Successful Workshop Fault tolerant algorithms and resiliency approaches

28 Jan 2019
ESCAPE-2 organised a workshop oh fault tolerant algorithms and resiliency approaches on the 23rd and 24th of January 2019 in Milan, Italy. The workshop consisted of a first day of seminars by experts in systems resilience and fault-tolerant numerical algorithms and a second day of scientific discussions of the same experts with project participants. The presentations gave a detailed picture of the state of the art in the field and established connections with operational workflows and numerical algorithms used in atmospheric applications. 

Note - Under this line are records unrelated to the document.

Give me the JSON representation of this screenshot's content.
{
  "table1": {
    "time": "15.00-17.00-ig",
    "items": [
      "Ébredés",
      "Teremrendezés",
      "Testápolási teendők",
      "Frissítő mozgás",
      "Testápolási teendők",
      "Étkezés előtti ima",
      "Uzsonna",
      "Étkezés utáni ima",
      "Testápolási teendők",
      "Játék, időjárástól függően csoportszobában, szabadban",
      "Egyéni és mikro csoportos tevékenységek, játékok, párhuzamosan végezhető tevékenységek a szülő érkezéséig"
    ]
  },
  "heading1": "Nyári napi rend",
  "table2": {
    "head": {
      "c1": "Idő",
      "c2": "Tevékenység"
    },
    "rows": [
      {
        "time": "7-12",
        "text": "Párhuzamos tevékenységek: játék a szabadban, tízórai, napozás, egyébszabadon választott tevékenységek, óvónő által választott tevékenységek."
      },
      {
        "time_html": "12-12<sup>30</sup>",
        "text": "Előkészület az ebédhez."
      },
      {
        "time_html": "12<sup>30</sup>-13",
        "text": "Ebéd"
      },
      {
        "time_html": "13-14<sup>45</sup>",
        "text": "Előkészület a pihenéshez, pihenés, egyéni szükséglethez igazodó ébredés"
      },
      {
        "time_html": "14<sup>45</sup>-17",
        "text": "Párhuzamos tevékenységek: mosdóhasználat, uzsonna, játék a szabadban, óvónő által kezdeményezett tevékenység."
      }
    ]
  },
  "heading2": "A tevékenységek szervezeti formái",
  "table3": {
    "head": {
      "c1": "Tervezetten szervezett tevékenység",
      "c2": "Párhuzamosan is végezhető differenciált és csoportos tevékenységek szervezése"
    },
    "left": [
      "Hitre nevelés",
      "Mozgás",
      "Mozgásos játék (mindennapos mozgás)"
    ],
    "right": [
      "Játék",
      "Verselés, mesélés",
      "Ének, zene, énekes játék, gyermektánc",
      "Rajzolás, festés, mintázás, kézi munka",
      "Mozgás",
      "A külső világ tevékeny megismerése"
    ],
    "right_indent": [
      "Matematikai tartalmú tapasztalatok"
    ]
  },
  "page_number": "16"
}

During the discussion sessions, participants explored more in detail how to complement existing numerical weather and climate prediction models with resilience and fault-tolerance techniques. Specific recommendations included benchmarking NWP data volume and operational requirements, pairing fault-tolerant algorithms with system resilience in consistent workflows, coordinating with vendors to provide detailed hardware fault information, and embedding fault-tolerance in domain-specific language programming paradigms. 

The conclusions of the workshop will feature in a white paper to be submitted as an ESCAPE-2 project deliverable, and will inform the investigation of hardware and software resiliency tools within existing and future ESCAPE-2 project dwarfs. Presentations can be found on the workshop page.